Laura n'était pas certaine qu'Harry avait respiré pendant toute sa tirade, mais c'était pas le plus important. Le plus important, c'était qu'elle devait fermer la porte derrière elle pour partir avec Harry. Il avait raison, ils avaient tellement de chose à se dire. Elle avait besoin de beaucoup trop de réponses.

Sauf qu'il était un peu trop tard. Nathan était arrivé juste derrière Laura, en portant juste son jean et une tasse de café dans les mains.

« Vous êtes ?

— Oh... Tu... Tu...

— Je suis désolée Harry...

— Non, non... Ça va... J'aurai pas dû débarquer comme ça. Excusez-moi. »

Harry s'était reculé en fixant Laura. C'était pire que tout, si elle avait pu disparaître à l'instant présent, ou du moins faire disparaître Nathan, elle l'aurait fait sans hésitation. Mais alors vraiment aucune.
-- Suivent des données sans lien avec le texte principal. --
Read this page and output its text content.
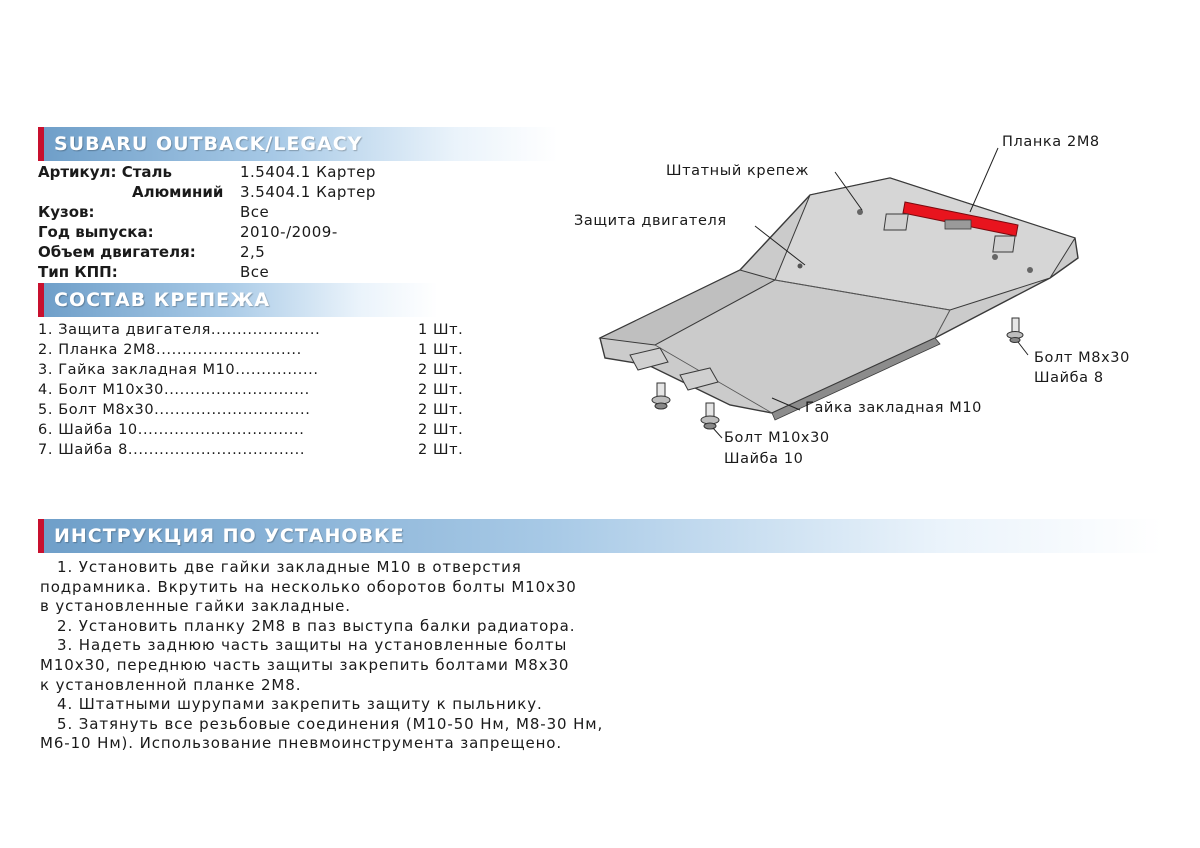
SUBARU OUTBACK/LEGACY
Артикул: Сталь	1.5404.1 Картер
Алюминий 3.5404.1 Картер
Кузов:	Все
Год выпуска:	2010-/2009-
Объем двигателя:	2,5
Тип КПП:	Все
СОСТАВ КРЕПЕЖА
1. Защита двигателя.....................	1 Шт.
2. Планка 2М8............................	1 Шт.
3. Гайка закладная М10................	2 Шт.
4. Болт М10х30............................	2 Шт.
5. Болт М8х30..............................	2 Шт.
6. Шайба 10................................	2 Шт.
7. Шайба 8..................................	2 Шт.
Планка 2М8
Штатный крепеж
Защита двигателя
Болт М8х30
Шайба 8
Гайка закладная М10
Болт М10х30
Шайба 10
ИНСТРУКЦИЯ ПО УСТАНОВКЕ
1. Установить две гайки закладные М10 в отверстия
подрамника. Вкрутить на несколько оборотов болты М10х30
в установленные гайки закладные.
2. Установить планку 2М8 в паз выступа балки радиатора.
3. Надеть заднюю часть защиты на установленные болты
М10х30, переднюю часть защиты закрепить болтами М8х30
к установленной планке 2М8.
4. Штатными шурупами закрепить защиту к пыльнику.
5. Затянуть все резьбовые соединения (М10-50 Нм, М8-30 Нм,
М6-10 Нм). Использование пневмоинструмента запрещено.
« Au fond de moi, je sais que notre histoire vaut la peine. » avait-il dit. Si Harry avait eu le courage de lui parler à cœur ouvert de si bon matin, elle devait bien avoir le courage de courir pour le rattraper dans le couloir. Elle devait juste ne pas écouter Nathan l'appeler dans son dos.

Elle avait dévalé les escaliers en espérant aller plus vite que l'ascenseur. Mais quand elle arriva enfin au rez-de-chaussée, Harry était déjà arrivé dans le sas avec les boîtes aux lettres. Le temps que Laura arrive à son tour dans le sas, Harry était déjà parti. Elle était arrivée trop tard.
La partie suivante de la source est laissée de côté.